Das FA wies mit dem nunmehr angefochtenen Bescheid das Ansuchen des Bw. als unbegründet ab und führte hiezu aus, dass die M-OEG als Gesamtrechtsnachfolgerin infolge Umwandlung der M-KEG hinsichtlich aller Rechte und Pflichten an die Stelle der Rechtsvorgängerin getreten sei. Da sich die Höhe der selbstberechneten Gebühr als richtig erweise, wäre auch eine Maßnahme nach § 201 BAO nicht gerechtfertigt.
Seine dagegen fristgerecht erhobene Berufung begründete der Bw. zunächst damit, dass mangels Vorliegen eines gültigen Rechtsgeschäftes gar keine Selbstberechnung erfolgen hätte dürfen.

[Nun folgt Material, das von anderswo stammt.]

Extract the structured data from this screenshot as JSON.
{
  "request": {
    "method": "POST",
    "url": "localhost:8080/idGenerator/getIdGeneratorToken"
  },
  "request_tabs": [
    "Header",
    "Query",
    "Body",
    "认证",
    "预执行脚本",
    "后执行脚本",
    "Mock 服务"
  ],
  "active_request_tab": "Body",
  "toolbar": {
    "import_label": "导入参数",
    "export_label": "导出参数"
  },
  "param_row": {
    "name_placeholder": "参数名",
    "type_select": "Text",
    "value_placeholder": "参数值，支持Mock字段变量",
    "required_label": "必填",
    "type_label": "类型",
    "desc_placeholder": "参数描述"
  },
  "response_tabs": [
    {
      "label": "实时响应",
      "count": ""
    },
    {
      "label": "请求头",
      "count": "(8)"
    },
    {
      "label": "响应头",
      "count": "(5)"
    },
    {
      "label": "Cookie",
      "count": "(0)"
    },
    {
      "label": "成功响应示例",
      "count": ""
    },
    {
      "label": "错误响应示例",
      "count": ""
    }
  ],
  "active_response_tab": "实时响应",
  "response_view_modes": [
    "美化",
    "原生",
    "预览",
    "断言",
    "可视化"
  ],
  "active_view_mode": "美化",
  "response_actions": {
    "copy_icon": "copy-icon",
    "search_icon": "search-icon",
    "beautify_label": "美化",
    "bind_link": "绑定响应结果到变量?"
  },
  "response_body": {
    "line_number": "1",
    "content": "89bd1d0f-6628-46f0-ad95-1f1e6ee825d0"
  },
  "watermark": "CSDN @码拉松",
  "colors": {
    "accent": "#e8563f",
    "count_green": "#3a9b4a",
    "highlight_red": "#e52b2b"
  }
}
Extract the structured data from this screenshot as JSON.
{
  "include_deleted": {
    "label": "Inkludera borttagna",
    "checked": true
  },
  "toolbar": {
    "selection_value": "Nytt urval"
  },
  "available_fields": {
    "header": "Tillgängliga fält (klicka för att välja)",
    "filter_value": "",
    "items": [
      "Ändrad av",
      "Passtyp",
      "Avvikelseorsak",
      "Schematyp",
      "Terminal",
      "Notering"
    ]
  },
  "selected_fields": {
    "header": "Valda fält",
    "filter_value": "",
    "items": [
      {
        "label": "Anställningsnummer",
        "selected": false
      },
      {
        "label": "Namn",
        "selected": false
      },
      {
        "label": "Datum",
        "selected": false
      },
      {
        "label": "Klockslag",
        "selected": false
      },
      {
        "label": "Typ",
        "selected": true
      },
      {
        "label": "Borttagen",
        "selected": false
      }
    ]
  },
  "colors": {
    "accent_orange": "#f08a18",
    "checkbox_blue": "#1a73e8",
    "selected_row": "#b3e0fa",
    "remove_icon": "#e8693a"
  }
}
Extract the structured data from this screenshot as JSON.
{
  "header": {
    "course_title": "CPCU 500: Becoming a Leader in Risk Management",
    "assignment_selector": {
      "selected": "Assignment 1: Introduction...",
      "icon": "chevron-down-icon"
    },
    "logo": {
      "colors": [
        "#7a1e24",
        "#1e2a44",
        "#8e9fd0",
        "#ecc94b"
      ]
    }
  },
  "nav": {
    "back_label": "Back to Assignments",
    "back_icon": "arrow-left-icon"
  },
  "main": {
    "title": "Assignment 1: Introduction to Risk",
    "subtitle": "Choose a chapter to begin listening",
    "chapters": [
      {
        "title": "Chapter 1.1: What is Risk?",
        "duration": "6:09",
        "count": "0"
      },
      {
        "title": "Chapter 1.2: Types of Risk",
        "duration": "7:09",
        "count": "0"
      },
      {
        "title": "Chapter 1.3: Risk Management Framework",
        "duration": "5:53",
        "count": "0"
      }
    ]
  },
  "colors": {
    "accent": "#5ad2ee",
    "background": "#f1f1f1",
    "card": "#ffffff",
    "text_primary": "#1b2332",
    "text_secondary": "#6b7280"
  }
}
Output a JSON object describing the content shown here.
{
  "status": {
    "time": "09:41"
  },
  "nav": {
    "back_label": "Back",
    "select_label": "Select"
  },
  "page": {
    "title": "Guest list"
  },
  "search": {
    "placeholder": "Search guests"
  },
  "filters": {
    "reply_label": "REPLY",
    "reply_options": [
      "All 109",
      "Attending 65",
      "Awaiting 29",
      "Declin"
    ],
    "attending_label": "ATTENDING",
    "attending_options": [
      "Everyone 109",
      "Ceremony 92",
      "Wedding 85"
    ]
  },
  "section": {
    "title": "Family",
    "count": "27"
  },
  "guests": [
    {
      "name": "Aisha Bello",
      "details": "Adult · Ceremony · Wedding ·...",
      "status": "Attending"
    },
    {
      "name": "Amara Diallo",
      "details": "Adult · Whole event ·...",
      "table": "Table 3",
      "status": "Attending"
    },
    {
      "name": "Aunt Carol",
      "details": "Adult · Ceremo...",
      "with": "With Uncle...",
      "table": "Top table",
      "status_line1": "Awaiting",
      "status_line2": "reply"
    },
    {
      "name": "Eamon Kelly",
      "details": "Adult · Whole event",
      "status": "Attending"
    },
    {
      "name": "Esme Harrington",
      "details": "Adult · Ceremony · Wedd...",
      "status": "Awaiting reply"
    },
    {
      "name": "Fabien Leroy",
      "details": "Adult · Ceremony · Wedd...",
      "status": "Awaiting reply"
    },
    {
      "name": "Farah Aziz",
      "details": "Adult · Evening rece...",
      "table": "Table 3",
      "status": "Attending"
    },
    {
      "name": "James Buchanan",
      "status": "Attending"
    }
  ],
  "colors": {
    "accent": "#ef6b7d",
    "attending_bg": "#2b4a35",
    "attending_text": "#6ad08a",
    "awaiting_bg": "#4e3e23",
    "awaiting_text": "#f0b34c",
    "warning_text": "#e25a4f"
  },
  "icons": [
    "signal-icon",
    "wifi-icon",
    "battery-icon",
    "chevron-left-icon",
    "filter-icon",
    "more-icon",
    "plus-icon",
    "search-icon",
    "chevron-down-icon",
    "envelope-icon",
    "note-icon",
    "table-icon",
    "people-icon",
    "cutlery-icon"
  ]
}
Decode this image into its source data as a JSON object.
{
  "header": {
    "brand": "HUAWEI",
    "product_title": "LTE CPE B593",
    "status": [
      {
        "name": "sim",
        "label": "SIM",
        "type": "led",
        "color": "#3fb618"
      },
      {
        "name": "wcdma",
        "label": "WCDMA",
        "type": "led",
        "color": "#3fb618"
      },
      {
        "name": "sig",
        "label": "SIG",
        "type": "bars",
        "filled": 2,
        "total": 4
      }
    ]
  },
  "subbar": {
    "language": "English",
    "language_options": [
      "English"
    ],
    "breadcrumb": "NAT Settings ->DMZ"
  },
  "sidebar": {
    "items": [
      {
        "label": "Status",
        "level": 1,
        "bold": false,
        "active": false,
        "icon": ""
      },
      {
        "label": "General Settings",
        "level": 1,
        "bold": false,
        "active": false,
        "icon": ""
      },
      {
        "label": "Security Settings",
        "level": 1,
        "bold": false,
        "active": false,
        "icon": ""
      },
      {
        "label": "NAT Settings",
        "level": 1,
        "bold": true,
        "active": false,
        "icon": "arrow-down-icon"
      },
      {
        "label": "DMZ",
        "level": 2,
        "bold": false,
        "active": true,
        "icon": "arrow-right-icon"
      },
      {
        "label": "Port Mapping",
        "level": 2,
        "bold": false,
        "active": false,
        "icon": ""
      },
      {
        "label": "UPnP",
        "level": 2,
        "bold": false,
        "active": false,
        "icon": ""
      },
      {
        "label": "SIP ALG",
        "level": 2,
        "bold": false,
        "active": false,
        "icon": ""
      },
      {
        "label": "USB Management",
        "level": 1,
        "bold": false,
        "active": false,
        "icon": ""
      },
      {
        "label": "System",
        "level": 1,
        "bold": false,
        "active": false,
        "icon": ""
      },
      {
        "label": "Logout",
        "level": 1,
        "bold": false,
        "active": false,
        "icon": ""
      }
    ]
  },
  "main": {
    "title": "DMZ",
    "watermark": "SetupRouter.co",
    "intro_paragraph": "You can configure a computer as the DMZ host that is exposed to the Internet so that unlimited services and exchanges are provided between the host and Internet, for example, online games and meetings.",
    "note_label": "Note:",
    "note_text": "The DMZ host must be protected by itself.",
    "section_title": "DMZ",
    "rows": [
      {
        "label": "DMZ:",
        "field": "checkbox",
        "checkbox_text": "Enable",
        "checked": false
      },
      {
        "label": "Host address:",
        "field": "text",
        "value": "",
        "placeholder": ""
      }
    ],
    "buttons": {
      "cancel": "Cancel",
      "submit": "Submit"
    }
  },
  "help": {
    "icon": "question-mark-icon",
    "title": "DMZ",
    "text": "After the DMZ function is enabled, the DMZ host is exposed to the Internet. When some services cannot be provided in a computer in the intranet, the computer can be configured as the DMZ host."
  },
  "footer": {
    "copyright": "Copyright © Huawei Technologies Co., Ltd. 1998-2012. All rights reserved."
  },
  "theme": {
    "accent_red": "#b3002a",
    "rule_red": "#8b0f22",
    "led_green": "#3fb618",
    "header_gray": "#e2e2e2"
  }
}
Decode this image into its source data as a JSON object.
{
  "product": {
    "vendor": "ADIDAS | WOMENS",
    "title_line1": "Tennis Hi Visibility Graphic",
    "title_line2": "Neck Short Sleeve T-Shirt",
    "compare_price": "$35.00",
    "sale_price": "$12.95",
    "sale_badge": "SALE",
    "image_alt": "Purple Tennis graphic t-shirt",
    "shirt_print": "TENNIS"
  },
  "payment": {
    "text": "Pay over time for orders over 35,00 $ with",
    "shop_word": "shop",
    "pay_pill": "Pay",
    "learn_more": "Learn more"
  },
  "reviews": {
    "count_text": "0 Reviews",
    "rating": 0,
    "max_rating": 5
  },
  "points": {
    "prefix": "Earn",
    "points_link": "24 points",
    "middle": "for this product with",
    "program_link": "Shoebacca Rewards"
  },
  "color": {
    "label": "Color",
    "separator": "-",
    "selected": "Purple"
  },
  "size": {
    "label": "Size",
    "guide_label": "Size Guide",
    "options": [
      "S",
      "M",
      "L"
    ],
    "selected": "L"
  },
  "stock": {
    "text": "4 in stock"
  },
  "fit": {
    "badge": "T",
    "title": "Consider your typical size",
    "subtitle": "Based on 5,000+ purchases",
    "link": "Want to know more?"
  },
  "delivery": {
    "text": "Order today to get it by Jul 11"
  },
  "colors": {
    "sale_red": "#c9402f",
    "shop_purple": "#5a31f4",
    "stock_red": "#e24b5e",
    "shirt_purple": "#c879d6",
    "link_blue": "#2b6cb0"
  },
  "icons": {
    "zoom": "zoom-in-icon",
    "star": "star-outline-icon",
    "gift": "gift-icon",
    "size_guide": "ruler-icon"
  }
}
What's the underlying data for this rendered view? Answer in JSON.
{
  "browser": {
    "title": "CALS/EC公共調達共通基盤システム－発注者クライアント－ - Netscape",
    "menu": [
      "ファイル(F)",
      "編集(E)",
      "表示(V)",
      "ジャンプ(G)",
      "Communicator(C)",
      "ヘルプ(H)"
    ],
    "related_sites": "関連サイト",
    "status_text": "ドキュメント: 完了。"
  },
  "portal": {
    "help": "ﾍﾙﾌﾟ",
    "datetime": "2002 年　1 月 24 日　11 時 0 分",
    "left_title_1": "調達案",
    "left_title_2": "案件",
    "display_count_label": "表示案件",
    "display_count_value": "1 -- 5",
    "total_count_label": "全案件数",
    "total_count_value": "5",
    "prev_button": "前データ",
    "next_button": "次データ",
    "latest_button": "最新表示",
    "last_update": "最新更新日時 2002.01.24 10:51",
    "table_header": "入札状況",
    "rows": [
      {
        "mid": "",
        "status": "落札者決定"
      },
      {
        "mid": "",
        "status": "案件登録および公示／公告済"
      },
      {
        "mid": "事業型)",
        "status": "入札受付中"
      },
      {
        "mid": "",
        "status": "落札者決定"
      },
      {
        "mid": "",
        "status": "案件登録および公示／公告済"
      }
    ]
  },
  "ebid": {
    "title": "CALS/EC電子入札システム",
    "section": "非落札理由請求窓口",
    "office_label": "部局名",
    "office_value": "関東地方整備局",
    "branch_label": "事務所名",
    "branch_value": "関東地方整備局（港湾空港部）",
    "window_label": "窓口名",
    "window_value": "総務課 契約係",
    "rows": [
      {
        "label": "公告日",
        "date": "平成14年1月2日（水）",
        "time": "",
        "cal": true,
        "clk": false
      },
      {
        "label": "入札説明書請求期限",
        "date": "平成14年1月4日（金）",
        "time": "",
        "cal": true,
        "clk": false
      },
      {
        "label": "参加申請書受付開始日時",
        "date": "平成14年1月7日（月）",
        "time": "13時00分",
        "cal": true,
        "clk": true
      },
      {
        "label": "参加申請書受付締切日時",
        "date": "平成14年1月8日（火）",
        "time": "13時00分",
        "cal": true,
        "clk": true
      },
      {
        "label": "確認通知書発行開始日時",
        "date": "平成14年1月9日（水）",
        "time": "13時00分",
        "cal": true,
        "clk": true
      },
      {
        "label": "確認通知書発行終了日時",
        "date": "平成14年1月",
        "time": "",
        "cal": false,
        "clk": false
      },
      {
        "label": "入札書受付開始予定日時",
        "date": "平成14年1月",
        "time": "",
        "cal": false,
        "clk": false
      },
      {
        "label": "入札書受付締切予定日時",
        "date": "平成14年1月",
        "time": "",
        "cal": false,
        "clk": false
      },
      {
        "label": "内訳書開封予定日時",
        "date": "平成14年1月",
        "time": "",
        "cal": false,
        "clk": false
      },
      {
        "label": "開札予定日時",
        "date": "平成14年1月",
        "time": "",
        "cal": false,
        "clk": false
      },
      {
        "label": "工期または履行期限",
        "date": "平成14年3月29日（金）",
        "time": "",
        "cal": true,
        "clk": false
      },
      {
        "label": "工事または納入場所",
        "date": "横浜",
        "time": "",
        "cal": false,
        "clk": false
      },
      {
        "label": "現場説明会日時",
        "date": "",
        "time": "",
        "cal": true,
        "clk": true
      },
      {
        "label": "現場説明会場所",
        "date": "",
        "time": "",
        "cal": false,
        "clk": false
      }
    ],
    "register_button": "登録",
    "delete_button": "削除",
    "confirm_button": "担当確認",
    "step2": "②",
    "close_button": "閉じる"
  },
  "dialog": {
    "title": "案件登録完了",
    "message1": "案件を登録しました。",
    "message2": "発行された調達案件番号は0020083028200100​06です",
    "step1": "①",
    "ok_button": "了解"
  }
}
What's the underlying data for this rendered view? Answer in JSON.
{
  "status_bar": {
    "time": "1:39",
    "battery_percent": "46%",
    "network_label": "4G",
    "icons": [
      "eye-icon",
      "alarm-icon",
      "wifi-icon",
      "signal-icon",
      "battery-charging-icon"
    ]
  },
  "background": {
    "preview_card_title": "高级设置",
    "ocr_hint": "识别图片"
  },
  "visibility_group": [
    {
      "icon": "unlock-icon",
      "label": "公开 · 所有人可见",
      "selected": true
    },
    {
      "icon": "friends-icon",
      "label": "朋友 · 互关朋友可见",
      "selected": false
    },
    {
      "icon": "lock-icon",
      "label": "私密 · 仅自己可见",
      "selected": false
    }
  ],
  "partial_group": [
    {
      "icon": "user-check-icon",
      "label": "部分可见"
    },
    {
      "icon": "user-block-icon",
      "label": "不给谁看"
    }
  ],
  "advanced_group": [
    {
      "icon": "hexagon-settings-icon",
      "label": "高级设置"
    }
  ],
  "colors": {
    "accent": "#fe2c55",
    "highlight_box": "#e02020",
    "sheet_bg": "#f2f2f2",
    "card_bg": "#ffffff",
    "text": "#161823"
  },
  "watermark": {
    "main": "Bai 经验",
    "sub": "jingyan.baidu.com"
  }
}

Die seinerzeit aus Anlass des Mietvertrages vom entrichtete Gebühr werde gar nicht angefochten, sondern richte sich der gegenständliche Antrag auf die abermalige Erhebung einer Gebühr für dasselbe Rechtsgeschäft. Da durch die Umwandlung der M-KEG in eine OEG die Identität der Mieterin als Vertragspartei, der seit dem durch den formändernden Gesellschafterwechsel auch X.Y. als persönlich haftender Gesellschafter angehörte, unberührt geblieben wäre, würde ein zivilrechtlich gültig zustandegekommenes (weiteres) Rechtsgeschäft in Wahrheit gar nicht vorliegen. Durch den Umstand, dass ab diesem Zeitpunkt die M-OEG, der auch X.Y. (als persönlich haftender) Gesellschafter angehörte, Mieterin gewesen sei, wäre ein "Beitritt" des X.Y. rechtlich gar nicht mehr möglich und von den Parteien auch nicht gewollt gewesen. § 17 Abs. 5 GebG könnte nicht zur Anwendung gelangen, da eine Aufhebung eines absolut nichtigen Vertrages, welcher also ein rechtliches Nichts darstelle, nicht erforderlich sei. Es werde daher nochmals beantragt, die Rechtsgeschäftsgebühr für den nicht gültig zustande gekommenen Beitrittsvertrag mit Null festzusetzen.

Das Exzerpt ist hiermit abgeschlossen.